Narendra Modi, supported by independent groups overseas such as the Overseas Friends of the BJP in the US, also benefits from the powerful diaspora from his home state of Gujarat, which has seen marked economic development under his leadership. “For Modi the overseas Gujaratis who are clearly wealthy, are a way to acquire a degree of legitimacy,” says Devesh Kapur, director of the Center for the Advanced Study of India at the University of Pennsylvania, explaining that this powerful community has been lobbying to improve Modi’s reputation in the US. “Remember that it’s the Gujaratis in the US, the UK, and in the powerful countries that matter.”

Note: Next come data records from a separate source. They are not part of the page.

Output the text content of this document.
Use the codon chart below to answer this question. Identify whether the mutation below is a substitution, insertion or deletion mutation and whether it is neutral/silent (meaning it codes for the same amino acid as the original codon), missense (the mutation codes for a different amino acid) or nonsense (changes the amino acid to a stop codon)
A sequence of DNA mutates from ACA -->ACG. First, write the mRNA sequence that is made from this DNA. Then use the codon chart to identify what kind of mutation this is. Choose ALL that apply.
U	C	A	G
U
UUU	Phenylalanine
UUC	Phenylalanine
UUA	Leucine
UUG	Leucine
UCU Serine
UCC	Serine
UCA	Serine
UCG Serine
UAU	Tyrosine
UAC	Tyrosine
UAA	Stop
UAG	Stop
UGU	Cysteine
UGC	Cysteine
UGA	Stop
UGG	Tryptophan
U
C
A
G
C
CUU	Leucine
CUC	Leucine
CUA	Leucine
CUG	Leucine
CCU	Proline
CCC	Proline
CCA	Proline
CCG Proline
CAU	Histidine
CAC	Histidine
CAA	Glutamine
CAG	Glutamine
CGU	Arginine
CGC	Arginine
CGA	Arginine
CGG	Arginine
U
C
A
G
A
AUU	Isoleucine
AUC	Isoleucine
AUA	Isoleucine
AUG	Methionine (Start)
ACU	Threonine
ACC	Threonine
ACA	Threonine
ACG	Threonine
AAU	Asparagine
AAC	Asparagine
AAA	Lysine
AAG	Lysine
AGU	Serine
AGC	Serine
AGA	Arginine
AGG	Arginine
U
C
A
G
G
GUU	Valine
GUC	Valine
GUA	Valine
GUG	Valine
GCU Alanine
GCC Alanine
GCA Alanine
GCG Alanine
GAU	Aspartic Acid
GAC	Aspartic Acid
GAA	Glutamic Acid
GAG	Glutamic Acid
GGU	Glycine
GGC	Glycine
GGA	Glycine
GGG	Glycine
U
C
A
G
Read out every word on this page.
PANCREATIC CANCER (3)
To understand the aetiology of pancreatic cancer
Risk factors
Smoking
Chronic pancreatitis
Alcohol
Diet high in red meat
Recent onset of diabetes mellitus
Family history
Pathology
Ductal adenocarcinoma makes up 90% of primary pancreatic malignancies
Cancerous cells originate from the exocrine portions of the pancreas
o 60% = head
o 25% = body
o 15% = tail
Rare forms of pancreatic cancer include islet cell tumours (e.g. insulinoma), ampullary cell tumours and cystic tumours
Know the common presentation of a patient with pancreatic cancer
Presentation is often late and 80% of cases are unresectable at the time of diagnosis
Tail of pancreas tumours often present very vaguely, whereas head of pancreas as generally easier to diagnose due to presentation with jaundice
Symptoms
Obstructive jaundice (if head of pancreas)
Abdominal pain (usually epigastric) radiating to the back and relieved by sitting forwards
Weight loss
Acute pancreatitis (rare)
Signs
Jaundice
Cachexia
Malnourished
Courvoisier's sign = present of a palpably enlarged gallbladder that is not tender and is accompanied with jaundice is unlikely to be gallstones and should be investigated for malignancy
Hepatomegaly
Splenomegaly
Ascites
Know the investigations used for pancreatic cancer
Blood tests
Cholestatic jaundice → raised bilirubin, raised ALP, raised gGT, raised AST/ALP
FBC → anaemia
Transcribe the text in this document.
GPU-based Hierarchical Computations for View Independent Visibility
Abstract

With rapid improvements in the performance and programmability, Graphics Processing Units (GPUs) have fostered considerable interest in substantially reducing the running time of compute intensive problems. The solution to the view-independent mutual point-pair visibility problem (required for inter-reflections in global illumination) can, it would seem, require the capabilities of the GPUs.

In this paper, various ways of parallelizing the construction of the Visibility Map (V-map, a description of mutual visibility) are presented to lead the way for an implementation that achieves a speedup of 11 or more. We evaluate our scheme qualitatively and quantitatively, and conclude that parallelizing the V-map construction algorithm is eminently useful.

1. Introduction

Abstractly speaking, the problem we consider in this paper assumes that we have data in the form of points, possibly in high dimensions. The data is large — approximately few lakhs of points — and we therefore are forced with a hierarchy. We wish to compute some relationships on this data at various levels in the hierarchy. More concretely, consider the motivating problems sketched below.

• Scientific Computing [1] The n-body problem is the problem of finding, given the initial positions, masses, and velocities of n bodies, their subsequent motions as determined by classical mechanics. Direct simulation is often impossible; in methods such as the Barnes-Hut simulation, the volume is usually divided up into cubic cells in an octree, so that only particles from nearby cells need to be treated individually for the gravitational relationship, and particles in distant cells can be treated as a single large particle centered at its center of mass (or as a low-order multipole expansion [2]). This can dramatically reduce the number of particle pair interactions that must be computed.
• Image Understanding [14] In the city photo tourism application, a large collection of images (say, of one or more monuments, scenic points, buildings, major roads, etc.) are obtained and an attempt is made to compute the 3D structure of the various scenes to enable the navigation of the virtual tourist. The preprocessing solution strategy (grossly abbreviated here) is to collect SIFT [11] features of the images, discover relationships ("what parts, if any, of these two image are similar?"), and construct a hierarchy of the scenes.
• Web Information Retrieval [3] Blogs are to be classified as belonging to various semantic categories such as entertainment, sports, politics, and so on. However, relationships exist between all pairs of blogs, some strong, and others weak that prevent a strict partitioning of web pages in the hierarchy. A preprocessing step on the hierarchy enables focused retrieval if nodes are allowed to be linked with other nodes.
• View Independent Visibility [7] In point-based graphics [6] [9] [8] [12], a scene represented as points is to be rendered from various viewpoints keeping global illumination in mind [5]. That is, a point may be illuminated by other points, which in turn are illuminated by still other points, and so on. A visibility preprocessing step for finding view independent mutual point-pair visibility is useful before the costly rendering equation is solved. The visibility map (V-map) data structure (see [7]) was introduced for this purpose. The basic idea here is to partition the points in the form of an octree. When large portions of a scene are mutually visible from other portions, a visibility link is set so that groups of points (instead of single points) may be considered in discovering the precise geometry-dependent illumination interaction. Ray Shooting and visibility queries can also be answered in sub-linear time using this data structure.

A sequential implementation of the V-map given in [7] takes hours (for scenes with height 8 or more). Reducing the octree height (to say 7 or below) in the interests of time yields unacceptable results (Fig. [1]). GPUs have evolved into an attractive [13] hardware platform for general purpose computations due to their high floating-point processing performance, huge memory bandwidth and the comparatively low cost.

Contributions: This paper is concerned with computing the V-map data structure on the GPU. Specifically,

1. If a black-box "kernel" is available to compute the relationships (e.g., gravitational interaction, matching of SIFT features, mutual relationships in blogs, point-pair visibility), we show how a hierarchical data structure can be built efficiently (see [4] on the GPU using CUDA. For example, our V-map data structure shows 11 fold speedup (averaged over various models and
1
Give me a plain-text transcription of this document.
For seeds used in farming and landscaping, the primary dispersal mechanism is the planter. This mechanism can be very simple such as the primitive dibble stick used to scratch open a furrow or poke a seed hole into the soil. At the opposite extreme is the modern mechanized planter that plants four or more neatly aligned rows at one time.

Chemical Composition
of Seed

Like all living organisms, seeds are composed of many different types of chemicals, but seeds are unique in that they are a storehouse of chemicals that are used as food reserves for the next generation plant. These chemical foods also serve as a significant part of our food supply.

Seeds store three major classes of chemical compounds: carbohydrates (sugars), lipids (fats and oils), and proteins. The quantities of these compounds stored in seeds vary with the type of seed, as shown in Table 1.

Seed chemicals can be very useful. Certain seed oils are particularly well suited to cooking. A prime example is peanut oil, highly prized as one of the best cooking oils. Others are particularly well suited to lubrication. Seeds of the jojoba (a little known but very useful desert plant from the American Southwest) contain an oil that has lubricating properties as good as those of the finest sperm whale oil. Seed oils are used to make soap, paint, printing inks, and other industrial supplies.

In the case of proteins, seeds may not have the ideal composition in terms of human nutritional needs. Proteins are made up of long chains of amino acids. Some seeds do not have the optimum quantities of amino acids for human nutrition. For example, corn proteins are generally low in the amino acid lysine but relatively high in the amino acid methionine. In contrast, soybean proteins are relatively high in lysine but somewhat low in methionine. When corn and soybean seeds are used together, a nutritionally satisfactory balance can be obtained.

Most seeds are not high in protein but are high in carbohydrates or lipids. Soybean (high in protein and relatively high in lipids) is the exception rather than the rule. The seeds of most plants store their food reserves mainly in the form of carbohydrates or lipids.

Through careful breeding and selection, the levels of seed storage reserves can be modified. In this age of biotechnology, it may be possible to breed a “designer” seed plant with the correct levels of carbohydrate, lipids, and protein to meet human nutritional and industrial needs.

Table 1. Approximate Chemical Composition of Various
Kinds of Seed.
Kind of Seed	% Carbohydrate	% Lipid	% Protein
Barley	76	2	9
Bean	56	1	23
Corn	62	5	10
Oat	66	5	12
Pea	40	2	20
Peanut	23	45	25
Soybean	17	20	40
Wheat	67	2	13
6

Overseas support for the AAP – formed just one year ago on an anti-corruption platform – has been boosted by the scandals that have damaged the ruling Congress party. “Because they [NRIs] have lived in foreign countries with a different attitude, with a different style of government, they have started comparing the governments and their performance in their host countries to the government back home,” explains Srujal Parikh, vice-president, executive committee, at the Federation of Indian Associations. “They want India to grow up, they want India to prosper.” Thousands of overseas supporters are involved in the current general elections, with 30 country teams. And, according to Girish Mailar, the AAP point of contact in New Zealand, many of these teams are taking responsibility for specific candidates in the elections, looking after everything from raising funds to campaign strategy. Using the party database, these Indians are reaching out to people back home at the ward level and sending candidates detailed analysis on sentiment among the electorate. For an upstart party without an existing network for fundraising, financial contributions from NRIs have been one of the main sources of funding, with more than 30 percent of the INR 286.67 Million (US$ 4.75 Million) total raised, coming from Indian citizens abroad. “We’re like a start-up company with no funds so anything we can scrounge is of tremendous value,” says Pran Kurup, who is based in Silicon Valley and works on technology and media for the AAP. “If NRIs are more amenable to contributing then that’s what the party needs.”
Modern technology also mean that this large diaspora is now better connected than ever before. “Ten years ago I wouldn’t read an Indian newspaper every day,” says Suman Babbar, a former senior adviser at the World Bank who lives in the US. “Now I read, I get tweets, I get messages 10 times a day about what’s going on.” Whether change will come about in the political dispensation is a moot point, however, modern technology like ICTs does have the potential to surely bring the diaspora closer to the home country, as the current scenario denotes.